It is important that clients refer to the disclosures under Brokerage Practices in the Disclosure Brochure.
Greg is not actively engaged in any other investment-related business or occupation. Further, he is not
actively engaged in any other business or occupation for compensation. “Actively engaged” is deemed
to mean the business activity represents more than 10 percent of his time and income.
Item 5 - Additional Compensation
The amount of commissions paid by Osaic to Greg can fluctuate based on his overall production.
Therefore, the more business placed by Dean Gregory Ringdahl through Osaic can enable Greg to
reach another threshold, enabling him to earn a higher payout.
Additionally, Osaic offers incentives to attend certain conferences based on achieving production
thresholds. There is no requirement to sell a certain product or a specific amount of a specific product.
Qualification for trips and conferences is based on overall production and meeting the production
levels determined by Osaic. If the thresholds are satisfied, Osaic can cover certain travel and
conference costs.
Item 6 - Supervision
Supervision and oversight of the activities conducted through AFG is conducted by Michael H.
Agnello, President and Chief Compliance Officer of AFG. Michael can be contacted at (561) 833-
7080 or Mike@AgnelloFinancial.com.
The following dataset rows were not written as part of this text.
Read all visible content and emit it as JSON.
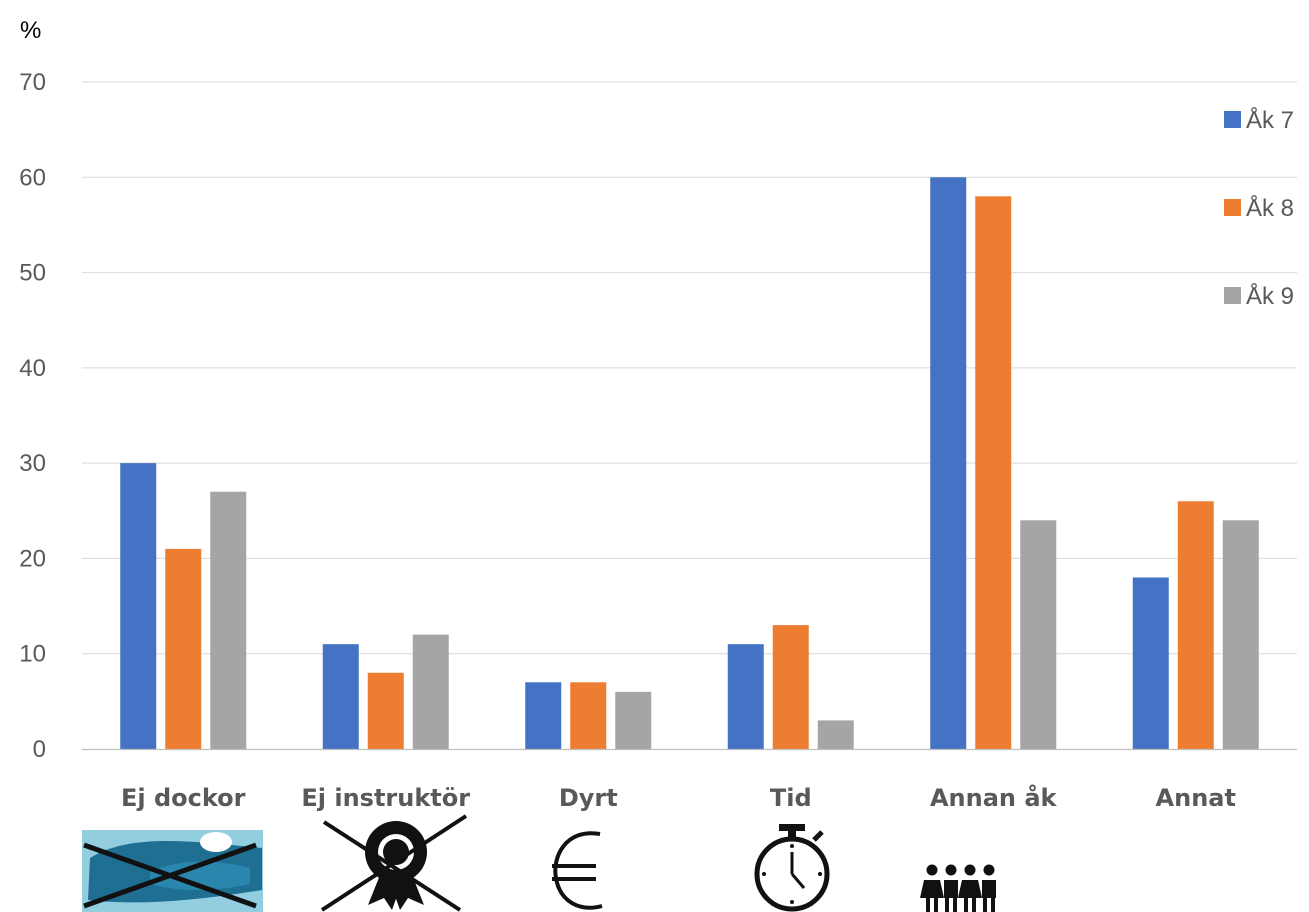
{
  "colors": {
    "s1": "#4472c4",
    "s2": "#ed7d31",
    "s3": "#a5a5a5"
  },
  "chart_data": {
    "type": "bar",
    "title": "",
    "xlabel": "",
    "ylabel": "%",
    "ylim": [
      0,
      70
    ],
    "yticks": [
      0,
      10,
      20,
      30,
      40,
      50,
      60,
      70
    ],
    "grid": true,
    "legend_position": "right",
    "categories": [
      "Ej dockor",
      "Ej instruktör",
      "Dyrt",
      "Tid",
      "Annan åk",
      "Annat"
    ],
    "category_icons": [
      "crossed-out-manikin-icon",
      "crossed-out-award-ribbon-icon",
      "euro-icon",
      "stopwatch-icon",
      "group-of-people-icon",
      ""
    ],
    "series": [
      {
        "name": "Åk 7",
        "color": "#4472c4",
        "values": [
          30,
          11,
          7,
          11,
          60,
          18
        ]
      },
      {
        "name": "Åk 8",
        "color": "#ed7d31",
        "values": [
          21,
          8,
          7,
          13,
          58,
          26
        ]
      },
      {
        "name": "Åk 9",
        "color": "#a5a5a5",
        "values": [
          27,
          12,
          6,
          3,
          24,
          24
        ]
      }
    ]
  }
}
AFG has written policies and procedures and requires all its
supervised persons to read and acknowledge acceptance of its code of ethics. AFG has a supervisory
structure and system designed to detect and prevent violations of the Investment Advisers Act.
As a registered representative of Osaic, Dean G. Ringdahl is subject to oversight by Osaic over all his
securities activities and certain outside business activities. Such oversight includes a review of Greg’s
securities business to ensure he appears to be conducting suitable transactions.